“For the apparel oft proclaims the man.”
CHAPTER XXI
FINDING CUSTOMERS
“Where there’s a will, there’s a way.”
The King is the man who can.—Carlyle.
The hardest problem with any business man is to find customers, that is to say, desirable and profitable customers. Identical with the problem of finding customers, is the more difficult one of finding the men who can find the right kind of customers.
There’s the rub—“To find the man who can swim.” The right kind of salesman will solve for himself this problem of getting customers as he will most others connected with selling. How, you ask? This is how the question was answered recently by a little, short, unprepossessing salesman who is said to have written the largest amount of life insurance in one of the largest insurance companies in the world.
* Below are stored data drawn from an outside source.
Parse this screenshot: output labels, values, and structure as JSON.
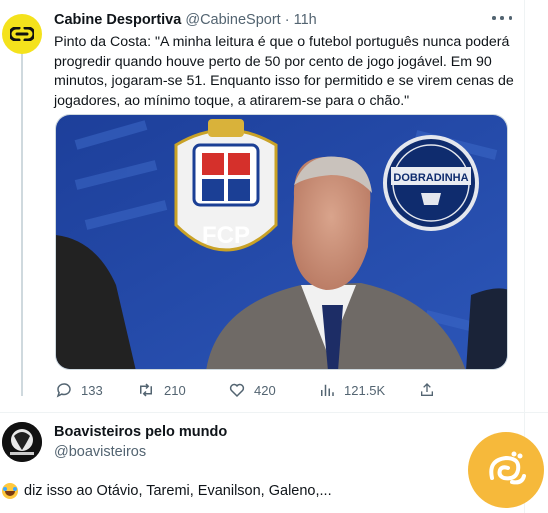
{
  "tweet": {
    "author_name": "Cabine Desportiva",
    "author_handle": "@CabineSport",
    "separator": "·",
    "time": "11h",
    "text_lines": [
      "Pinto da Costa: \"A minha leitura é que o futebol português nunca poderá",
      "progredir quando houve perto de 50 por cento de jogo jogável. Em 90",
      "minutos, jogaram-se  51. Enquanto isso for permitido e se virem cenas de",
      "jogadores, ao mínimo toque, a atirarem-se para o chão.\""
    ],
    "media": {
      "crest_letters": "FCP",
      "badge_text": "DOBRADINHA"
    },
    "actions": {
      "replies": "133",
      "retweets": "210",
      "likes": "420",
      "views": "121.5K"
    }
  },
  "reply": {
    "author_name": "Boavisteiros pelo mundo",
    "author_handle": "@boavisteiros",
    "text": "diz isso ao Otávio, Taremi, Evanilson, Galeno,..."
  },
  "colors": {
    "text": "#0f1419",
    "secondary": "#536471",
    "avatar_yellow": "#f4e21c",
    "watermark": "#f6b93b"
  },
  "icons": [
    "link-logo-icon",
    "more-icon",
    "reply-icon",
    "retweet-icon",
    "like-icon",
    "views-icon",
    "share-icon",
    "laughing-emoji-icon",
    "watermark-logo-icon"
  ]
}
Some time ago this salesman went to Canada and at an influential gathering saw a man whom he sized up as a good prospect. He got his name and address, found out all about him, his habits and hobbies, one of which was the success of a big hospital in which he was especially interested. Next day the salesman went to this hospital, and asked to be shown through it, after which he called on his prospective customer, told him he had heard of his interest in —— Hospital, and said, “I have been studying this hospital, also; it is doing splendid work, and I would like to make a little contribution to its funds.” He thereupon wrote out a check for $250.00 and handed it to this man. This check was the entering wedge for a $250,000.00 life insurance policy, which this resourceful salesman soon after wrote for the man whose pet hobby was the big hospital in question.
The main trouble with most salesmen is that they put the problem of finding customers up to the sales manager or heads of the company. They want them to do all the thinking in the matter of where to go, and how to proceed in this difficult business. Let me say right at the start; there is no iron-clad rule for finding customers. Some say it is just a matter of “plan and push,” as illustrated in the above instance.